Kripto Paraların Yükselişi: Trump Etkisi
Eylül ayında finansal piyasalar, Donald Trump’ın yeniden başkan seçileceğine dair beklentiyi fiyatlamaya başladı. Bu durum özellikle kripto para birimlerini etkiledi. Wisconsin Eyaleti Emeklilik Fonu Portföy Yöneticisi Tunç Dayıoğlu’na göre, Bitcoin’in değeri Trump’ın seçimi kazanma ihtimalinin güçlenmesiyle arttı. Bu durum, Bitcoin’in 106 bin dolar seviyelerine ulaşmasına neden oldu. Ancak daha sonra 95-100 bin dolar arasında dengelendi. Trump’ın kripto paralara olan destek ve yeni girişimleri sektörde ilgiyi artırdı. Özellikle, Trump’ın aile üyeleriyle birlikte kurduğu World Liberty Financial adlı kripto para girişimi, yatırımların artabileceğine işaret ediyor.
Altın mı, Bitcoin mi?
Tunç Dayıoğlu’na göre, Bitcoin artık kurumsal yatırımcılar tarafından altının alternatifi olarak görülüyor.
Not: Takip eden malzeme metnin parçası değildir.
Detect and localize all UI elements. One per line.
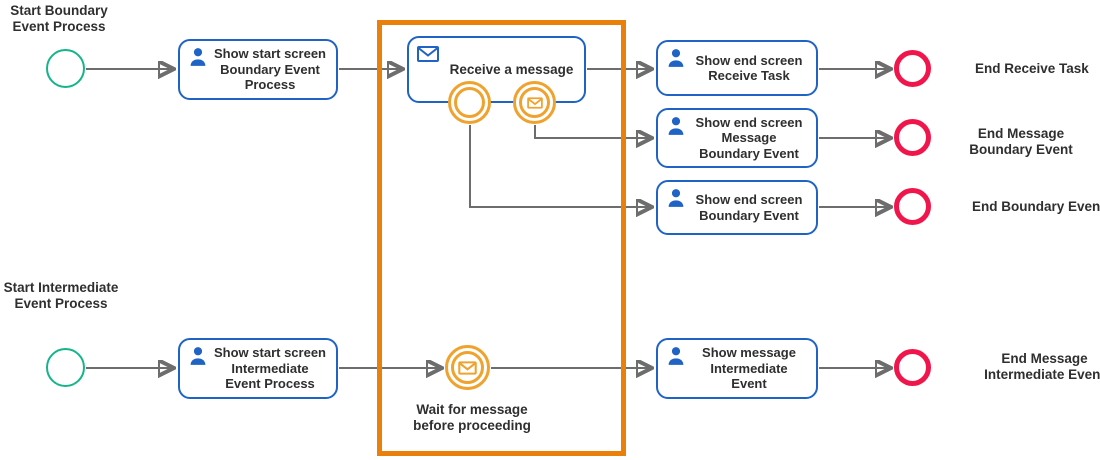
task-show-end-boundary[interactable]: Show end screen Boundary Event [656,180,818,235]
task-show-start-intermediate[interactable]: Show start screen Intermediate Event Pro… [178,338,338,399]
flow-plain-boundary-elbow[interactable] [469,125,650,207]
task-label: Show start screen Boundary Event Process [214,46,326,93]
user-icon [189,47,207,72]
task-label: Show message Intermediate Event [702,345,796,392]
wait-for-message-label: Wait for message before proceeding [413,402,531,433]
start-event-intermediate[interactable] [46,348,85,387]
end-event-boundary[interactable] [894,188,931,225]
flow-message-boundary-elbow[interactable] [534,125,650,138]
intermediate-message-event[interactable] [445,345,490,390]
user-icon [189,346,207,371]
start-boundary-process-label: Start Boundary Event Process [10,3,108,34]
boundary-event-plain[interactable] [448,81,491,124]
task-show-message-intermediate[interactable]: Show message Intermediate Event [656,338,818,399]
task-receive-a-message[interactable]: Receive a message [407,36,586,103]
boundary-event-message[interactable] [513,81,556,124]
task-label: Show end screen Message Boundary Event [695,114,803,161]
highlight-rectangle [377,20,626,456]
user-icon [667,116,685,141]
message-icon [417,46,439,67]
user-icon [667,346,685,371]
end-event-message-intermediate[interactable] [894,349,931,386]
start-event-boundary[interactable] [46,49,85,88]
task-show-end-receive[interactable]: Show end screen Receive Task [656,40,818,96]
task-label: Show end screen Receive Task [695,52,803,84]
task-label: Show start screen Intermediate Event Pro… [214,345,326,392]
user-icon [667,188,685,213]
message-icon [458,360,477,375]
user-icon [667,48,685,73]
message-icon [526,96,543,109]
task-show-end-message-boundary[interactable]: Show end screen Message Boundary Event [656,108,818,168]
end-boundary-label: End Boundary Event [972,199,1100,214]
task-label: Show end screen Boundary Event [695,192,803,223]
end-message-intermediate-label: End Message Intermediate Event [984,351,1100,382]
task-label: Receive a message [449,61,574,77]
end-event-receive[interactable] [894,50,931,87]
end-message-boundary-label: End Message Boundary Event [969,126,1073,157]
end-event-message-boundary[interactable] [894,119,931,156]
end-receive-task-label: End Receive Task [975,61,1089,76]
start-intermediate-process-label: Start Intermediate Event Process [3,280,119,311]
task-show-start-boundary[interactable]: Show start screen Boundary Event Process [178,39,338,100]
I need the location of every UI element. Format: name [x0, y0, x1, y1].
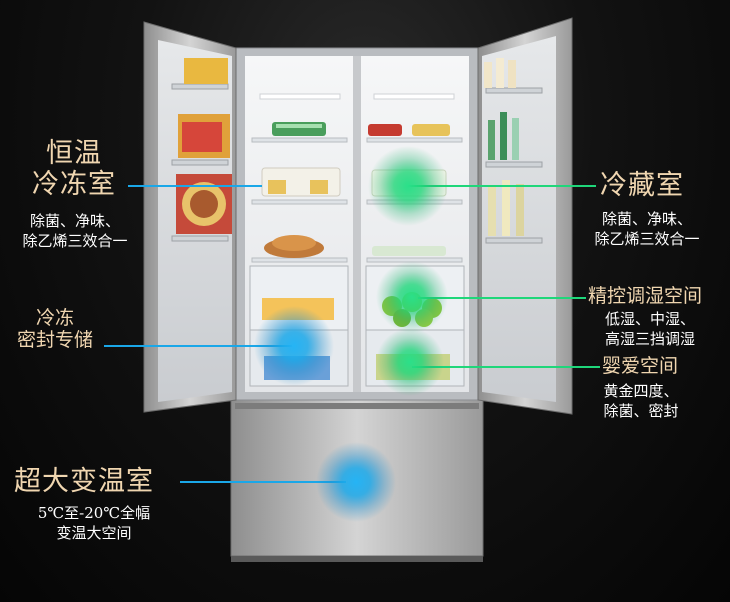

Bitcoin’in yazılımında yer alan ve toplamda 21 milyon adetle sınırlı olması, arzın azalmasıyla talebin artacağını ve fiyatların yükseleceğini gösteriyor. Dayıoğlu, Bitcoin’in sınırlı arzı nedeniyle ilerleyen yıllarda daha fazla değer kazanabileceği görüşünde.
2025 Yılı İçin Yatırım Stratejileri
Dayıoğlu, 2025 yılı için yatırımcıların risklerini dağıtılmış bir portföyle yönetmesi gerektiğini belirtiyor. Hisse senetleri, hazine bonoları, altın ve kripto para birimlerinin portföyde dengeli bir şekilde yer almasını öneriyor. Hisse senetlerinin faiz indirimlerinin devam etmesi durumunda pozitif bir performans gösterebileceğini tahmin eden Dayıoğlu, Bitcoin ve diğer dijital varlıkların da cazip yatırım fırsatları sunabileceğini ifade ediyor.
ABD Ekonomisi ve 2025 Beklentileri
Trump’ın tekrar başkan seçilmesiyle Amerikan ekonomisinin büyüme potansiyelinin artabileceği düşünülüyor. Ancak, bazı politikaların enflasyonu artırıcı etkileri ve FED’in faiz oranlarını beklenildiği gibi düşürememe riski dikkat çekiyor. Dayıoğlu’na göre, 2025 yılında Amerikan ekonomisinde iki güç dengesi çarpışacak: Trump’ın büyümeyi destekleyen politikaları ile enflasyona etkisi. Dayıoğlu, 2025 yılında ABD ekonomisinin büyüme trendini sürdürerek beklentilerin üzerine çıkabileceği görüşünde. Bu süreçte yatırımcılar, dengeli bir portföy stratejisiyle büyüme fırsatlarından yararlanabilir ve risklerini kontrol altında tutabilir.